Le ministre de la Transformation Numérique et de la Fonction Publique, Óscar López, a exprimé ce jeudi son mécontentement face au rejet qu'a subi au Congrès la "Loi sur les Lobbies", une décision qui impliquera que l'Espagne cesse de percevoir 260 millions d'euros des fonds européens de récupération, puisque l'approbation de cette réglementation figurait parmi les engagements pris devant la Commission Européenne.
Dans une interview sur la chaîne SER, recueillie par Europa Press, López a détaillé que le jalon associé à la régulation des groupes d'intérêt était initialement lié à un montant supérieur à 2.000 millions d'euros.
Après la renégociation avec Bruxelles des objectifs et du calendrier d'exécution des crédits et, après le rejet définitif de la norme à la Chambre Basse, la diminution des ressources communautaires se concrétise finalement en 260 millions d'euros en transferts européens.
"La conclusion est très simple : la droite et l'extrême droite ne veulent pas qu'il y ait de transparence, et maintenant il n'y a plus d'excuses", a affirmé le responsable de la Fonction Publique, insistant sur le fait qu'il n'est plus possible d'ouvrir de nouvelles discussions avec l'Union Européenne car la période d'exécution et de notification est terminée.

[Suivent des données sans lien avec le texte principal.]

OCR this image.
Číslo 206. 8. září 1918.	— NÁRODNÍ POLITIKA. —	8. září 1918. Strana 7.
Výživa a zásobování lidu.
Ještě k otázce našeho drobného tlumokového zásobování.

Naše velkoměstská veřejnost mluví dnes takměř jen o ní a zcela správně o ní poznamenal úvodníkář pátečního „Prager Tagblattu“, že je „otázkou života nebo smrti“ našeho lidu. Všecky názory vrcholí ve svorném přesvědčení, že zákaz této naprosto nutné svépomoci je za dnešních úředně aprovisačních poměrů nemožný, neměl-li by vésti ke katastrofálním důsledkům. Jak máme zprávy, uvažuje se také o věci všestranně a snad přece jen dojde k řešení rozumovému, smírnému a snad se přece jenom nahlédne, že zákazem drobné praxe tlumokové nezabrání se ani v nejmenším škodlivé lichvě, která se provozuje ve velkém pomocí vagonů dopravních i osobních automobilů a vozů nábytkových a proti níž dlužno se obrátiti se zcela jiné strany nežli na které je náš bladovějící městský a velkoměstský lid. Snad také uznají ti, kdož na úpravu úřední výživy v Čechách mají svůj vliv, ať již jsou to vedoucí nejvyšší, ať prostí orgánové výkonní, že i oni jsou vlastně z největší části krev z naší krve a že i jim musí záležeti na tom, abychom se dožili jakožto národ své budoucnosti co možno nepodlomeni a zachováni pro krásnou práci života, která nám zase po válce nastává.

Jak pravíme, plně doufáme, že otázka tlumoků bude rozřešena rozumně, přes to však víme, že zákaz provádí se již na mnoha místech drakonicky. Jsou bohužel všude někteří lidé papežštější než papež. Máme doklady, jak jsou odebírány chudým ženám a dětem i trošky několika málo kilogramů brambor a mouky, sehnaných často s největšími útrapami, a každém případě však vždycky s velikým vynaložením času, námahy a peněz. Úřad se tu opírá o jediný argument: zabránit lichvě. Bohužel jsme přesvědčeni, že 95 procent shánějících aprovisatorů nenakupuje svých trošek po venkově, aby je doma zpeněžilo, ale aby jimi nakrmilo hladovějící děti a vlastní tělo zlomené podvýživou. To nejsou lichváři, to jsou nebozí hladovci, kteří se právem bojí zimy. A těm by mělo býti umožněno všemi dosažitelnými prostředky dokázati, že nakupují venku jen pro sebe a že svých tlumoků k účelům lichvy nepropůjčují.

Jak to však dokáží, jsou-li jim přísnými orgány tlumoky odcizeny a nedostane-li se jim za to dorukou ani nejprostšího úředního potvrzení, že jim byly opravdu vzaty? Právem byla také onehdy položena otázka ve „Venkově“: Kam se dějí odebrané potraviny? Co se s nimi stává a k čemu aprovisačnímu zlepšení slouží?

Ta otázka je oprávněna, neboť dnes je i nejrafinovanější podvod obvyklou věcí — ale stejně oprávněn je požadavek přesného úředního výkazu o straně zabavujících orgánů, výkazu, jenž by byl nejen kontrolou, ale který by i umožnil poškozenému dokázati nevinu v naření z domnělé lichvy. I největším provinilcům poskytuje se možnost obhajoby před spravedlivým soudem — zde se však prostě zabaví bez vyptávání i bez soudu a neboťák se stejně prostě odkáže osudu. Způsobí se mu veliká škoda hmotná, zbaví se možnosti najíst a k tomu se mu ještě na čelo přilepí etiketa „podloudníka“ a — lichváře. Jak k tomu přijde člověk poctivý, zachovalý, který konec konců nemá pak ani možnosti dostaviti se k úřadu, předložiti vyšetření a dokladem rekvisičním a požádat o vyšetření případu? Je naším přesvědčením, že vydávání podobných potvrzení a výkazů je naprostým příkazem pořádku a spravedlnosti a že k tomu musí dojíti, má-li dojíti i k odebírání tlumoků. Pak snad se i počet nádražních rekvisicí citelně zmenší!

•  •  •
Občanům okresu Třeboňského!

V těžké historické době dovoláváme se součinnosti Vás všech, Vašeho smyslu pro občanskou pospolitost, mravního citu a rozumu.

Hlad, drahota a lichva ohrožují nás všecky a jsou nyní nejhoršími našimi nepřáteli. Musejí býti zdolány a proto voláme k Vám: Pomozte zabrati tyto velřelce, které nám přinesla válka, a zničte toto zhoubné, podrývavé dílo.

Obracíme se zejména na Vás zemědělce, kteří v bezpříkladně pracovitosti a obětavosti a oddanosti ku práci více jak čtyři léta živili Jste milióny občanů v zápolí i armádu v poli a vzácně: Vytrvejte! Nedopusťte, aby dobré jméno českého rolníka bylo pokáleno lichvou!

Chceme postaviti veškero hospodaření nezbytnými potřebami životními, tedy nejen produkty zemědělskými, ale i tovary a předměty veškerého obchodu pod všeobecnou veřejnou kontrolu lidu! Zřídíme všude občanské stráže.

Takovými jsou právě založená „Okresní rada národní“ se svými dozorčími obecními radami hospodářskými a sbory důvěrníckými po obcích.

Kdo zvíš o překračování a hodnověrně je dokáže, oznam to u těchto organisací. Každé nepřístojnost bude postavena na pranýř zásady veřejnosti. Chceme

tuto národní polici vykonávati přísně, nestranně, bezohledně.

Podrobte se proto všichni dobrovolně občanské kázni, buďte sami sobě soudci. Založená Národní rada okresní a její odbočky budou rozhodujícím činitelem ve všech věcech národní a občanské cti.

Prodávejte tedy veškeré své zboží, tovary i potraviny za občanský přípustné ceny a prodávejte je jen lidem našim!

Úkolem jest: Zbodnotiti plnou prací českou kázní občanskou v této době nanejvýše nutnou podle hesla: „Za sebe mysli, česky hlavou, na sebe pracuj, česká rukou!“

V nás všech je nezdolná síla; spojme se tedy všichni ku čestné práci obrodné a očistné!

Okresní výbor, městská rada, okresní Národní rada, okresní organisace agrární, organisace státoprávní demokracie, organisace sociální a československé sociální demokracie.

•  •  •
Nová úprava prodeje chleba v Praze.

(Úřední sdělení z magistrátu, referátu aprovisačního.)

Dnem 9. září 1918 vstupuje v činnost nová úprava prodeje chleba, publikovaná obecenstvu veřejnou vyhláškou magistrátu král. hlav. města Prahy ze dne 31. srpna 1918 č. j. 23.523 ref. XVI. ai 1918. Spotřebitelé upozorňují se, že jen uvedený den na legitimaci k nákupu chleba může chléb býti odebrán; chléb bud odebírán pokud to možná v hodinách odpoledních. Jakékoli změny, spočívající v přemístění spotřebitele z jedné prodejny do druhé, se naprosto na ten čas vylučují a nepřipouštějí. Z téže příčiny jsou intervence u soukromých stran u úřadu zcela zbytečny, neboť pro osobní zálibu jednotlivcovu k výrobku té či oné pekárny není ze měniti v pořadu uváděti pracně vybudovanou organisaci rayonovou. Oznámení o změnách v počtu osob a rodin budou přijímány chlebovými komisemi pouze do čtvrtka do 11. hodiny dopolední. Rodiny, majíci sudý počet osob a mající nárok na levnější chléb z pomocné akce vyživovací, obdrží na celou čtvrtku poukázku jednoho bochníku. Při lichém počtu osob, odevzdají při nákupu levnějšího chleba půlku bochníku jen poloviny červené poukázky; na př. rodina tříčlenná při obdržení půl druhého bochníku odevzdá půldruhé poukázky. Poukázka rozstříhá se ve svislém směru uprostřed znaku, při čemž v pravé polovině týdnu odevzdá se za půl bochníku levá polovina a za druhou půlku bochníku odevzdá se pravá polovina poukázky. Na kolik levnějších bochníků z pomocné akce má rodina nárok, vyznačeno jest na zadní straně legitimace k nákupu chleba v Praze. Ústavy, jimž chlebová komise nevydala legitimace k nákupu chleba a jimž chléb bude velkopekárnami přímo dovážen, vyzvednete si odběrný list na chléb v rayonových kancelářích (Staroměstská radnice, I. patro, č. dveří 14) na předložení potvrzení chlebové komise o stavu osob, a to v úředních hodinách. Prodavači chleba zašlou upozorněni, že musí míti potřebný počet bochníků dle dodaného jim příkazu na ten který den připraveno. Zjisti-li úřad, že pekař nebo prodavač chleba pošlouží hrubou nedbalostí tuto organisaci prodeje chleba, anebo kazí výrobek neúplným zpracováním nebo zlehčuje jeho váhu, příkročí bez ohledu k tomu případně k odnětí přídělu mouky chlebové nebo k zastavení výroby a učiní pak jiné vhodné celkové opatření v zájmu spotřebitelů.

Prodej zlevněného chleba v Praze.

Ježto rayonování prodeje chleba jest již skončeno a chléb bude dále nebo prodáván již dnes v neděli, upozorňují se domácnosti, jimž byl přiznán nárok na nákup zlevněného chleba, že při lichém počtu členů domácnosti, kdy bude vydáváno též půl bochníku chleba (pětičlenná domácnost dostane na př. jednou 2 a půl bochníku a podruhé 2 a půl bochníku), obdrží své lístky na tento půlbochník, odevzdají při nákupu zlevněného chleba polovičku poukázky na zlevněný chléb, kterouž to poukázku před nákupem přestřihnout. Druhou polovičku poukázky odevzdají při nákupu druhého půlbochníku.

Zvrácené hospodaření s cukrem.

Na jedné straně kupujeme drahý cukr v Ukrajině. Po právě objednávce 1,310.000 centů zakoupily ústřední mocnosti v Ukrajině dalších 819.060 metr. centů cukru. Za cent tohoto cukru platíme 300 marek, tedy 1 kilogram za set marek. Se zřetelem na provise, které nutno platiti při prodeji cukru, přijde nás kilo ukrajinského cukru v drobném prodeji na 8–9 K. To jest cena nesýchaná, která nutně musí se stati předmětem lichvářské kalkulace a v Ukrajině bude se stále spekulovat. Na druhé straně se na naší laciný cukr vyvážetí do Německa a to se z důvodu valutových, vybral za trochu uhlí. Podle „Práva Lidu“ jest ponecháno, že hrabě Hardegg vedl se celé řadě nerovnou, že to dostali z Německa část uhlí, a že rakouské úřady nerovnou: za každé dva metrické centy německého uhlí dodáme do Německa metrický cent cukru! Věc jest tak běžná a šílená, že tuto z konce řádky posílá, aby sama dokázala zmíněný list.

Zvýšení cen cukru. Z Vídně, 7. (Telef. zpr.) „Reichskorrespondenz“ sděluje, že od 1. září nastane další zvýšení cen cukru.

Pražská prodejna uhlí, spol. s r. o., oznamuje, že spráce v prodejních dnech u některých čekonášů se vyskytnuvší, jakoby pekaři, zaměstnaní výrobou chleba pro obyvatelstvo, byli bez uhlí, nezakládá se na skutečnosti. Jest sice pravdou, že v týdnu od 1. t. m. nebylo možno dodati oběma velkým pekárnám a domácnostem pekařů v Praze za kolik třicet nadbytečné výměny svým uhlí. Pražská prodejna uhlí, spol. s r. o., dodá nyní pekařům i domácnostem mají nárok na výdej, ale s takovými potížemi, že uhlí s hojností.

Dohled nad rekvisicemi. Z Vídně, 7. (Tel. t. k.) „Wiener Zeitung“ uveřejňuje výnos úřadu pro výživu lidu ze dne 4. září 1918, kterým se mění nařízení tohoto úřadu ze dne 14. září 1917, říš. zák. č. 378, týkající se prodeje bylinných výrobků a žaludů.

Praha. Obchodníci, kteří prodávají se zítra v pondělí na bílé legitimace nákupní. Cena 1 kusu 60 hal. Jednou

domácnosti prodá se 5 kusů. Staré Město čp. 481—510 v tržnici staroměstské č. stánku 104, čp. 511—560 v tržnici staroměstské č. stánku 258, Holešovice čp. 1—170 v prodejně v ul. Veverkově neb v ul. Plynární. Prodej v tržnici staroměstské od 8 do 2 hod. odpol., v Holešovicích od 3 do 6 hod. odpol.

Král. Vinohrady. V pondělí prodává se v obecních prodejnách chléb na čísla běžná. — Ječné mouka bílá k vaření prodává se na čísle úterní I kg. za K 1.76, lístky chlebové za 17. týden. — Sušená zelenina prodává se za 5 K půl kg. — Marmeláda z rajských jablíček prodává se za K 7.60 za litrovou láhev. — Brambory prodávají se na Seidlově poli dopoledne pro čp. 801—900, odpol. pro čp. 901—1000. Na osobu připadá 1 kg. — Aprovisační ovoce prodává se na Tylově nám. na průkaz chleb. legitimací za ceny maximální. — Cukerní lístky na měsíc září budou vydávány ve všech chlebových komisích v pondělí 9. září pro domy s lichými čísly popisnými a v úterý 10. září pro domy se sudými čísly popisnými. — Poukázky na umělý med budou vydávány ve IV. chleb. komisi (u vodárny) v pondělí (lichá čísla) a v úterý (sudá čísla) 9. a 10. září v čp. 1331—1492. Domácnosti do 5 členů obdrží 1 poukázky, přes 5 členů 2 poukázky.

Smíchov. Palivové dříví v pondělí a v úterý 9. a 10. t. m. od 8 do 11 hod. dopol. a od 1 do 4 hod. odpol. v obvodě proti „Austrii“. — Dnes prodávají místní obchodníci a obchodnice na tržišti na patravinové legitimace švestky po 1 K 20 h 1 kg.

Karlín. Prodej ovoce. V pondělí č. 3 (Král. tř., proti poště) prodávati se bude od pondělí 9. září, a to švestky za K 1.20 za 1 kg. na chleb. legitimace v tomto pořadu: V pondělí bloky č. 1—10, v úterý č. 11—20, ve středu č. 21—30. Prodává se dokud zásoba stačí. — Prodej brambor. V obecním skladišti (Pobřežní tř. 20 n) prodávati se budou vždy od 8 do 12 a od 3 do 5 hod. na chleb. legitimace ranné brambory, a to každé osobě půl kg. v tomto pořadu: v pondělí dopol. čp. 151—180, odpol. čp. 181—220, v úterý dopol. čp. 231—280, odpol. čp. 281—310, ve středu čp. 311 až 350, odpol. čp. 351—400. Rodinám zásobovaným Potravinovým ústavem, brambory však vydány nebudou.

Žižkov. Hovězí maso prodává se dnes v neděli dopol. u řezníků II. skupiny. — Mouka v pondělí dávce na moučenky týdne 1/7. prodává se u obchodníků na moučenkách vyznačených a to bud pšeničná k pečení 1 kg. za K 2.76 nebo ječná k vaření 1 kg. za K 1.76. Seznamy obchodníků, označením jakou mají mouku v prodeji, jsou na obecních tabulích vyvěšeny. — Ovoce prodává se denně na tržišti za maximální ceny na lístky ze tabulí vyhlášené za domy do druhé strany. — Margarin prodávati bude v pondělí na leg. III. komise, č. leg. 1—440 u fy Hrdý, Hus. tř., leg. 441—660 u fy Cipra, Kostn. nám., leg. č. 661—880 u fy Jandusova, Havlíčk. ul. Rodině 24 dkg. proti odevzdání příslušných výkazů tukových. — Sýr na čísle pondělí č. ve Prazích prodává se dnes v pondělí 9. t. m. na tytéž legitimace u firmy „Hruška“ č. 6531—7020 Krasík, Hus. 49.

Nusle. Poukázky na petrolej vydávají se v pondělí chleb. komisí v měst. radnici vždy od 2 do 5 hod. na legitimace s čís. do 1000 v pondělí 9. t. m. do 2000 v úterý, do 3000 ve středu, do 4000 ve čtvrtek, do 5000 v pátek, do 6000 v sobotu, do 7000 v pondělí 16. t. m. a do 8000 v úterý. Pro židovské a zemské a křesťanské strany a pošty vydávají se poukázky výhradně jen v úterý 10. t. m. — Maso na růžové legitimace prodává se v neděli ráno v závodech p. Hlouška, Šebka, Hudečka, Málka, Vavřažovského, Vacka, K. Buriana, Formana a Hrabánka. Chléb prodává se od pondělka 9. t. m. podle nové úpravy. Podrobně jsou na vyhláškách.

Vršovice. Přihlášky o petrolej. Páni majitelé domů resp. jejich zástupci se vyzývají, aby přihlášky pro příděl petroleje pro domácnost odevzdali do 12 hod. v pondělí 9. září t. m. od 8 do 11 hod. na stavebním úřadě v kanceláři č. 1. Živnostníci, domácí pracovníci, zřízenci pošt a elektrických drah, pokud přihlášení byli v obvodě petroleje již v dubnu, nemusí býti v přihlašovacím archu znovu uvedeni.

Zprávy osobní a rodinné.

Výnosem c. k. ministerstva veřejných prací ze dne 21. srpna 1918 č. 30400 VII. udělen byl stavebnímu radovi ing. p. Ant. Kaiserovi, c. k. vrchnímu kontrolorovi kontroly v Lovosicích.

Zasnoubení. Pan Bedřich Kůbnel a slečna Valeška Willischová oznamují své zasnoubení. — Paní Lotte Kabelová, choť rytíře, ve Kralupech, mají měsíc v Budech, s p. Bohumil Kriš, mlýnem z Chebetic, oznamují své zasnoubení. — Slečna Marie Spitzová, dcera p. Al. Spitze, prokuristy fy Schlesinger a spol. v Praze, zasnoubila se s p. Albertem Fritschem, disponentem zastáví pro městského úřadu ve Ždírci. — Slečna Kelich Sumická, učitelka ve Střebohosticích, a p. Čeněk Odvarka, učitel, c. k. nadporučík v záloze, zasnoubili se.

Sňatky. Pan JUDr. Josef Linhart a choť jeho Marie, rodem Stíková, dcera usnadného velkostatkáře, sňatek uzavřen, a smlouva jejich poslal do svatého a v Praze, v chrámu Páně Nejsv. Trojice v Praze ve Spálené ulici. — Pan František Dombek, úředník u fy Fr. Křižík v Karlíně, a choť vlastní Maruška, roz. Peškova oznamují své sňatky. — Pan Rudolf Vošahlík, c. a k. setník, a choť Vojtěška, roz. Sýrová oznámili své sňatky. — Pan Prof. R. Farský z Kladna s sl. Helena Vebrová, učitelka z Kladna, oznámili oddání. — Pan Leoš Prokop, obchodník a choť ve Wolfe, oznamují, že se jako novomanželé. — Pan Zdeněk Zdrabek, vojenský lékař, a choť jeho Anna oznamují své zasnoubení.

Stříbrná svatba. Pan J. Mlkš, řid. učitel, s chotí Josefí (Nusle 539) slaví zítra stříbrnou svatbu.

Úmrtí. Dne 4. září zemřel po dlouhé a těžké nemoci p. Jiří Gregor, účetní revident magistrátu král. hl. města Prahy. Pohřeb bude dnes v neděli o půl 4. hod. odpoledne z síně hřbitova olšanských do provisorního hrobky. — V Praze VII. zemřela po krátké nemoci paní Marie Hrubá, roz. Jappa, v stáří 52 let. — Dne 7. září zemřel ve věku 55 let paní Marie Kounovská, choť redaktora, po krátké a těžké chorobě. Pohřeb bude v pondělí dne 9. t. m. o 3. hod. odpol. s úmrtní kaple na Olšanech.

Le ministre a défendu le traitement de la loi, qui a été discutée "pendant plus d'un an au Parlement". Il a souligné que les conversations se sont prolongées "jusqu'à l'épuisement" avec toutes les formations et que le texte définitif incorporait "90% des amendements", répondant aux principales exigences de l'opposition.
Comme exemple, López a rappelé que plusieurs groupes ont demandé que l'enregistrement obligatoire des "lobbies" ne dépende pas de l'Office de Conflit d'Intérêts, mais du Conseil de Transparence, une modification que le Gouvernement a acceptée et intégrée dans la proposition.
"Ce qui a été demandé par les groupes a été pris en compte, mais quand est venu le moment de la vérité et qu'il a fallu voter, ils ne veulent pas de transparence", a-t-il reproché.
Il a également qualifié de "paradoxal" et "difficile à comprendre" le vote contre ou l'abstention de différentes forces politiques, soulignant que la loi fixait des obligations et des limites uniquement pour l'Administration Générale de l'État, sans s'étendre aux communautés autonomes.
Óscar López a accusé l'opposition de manque d'engagement et d'irresponsabilité pour avoir laissé tomber l'initiative et provoquer la perte de ces fonds européens.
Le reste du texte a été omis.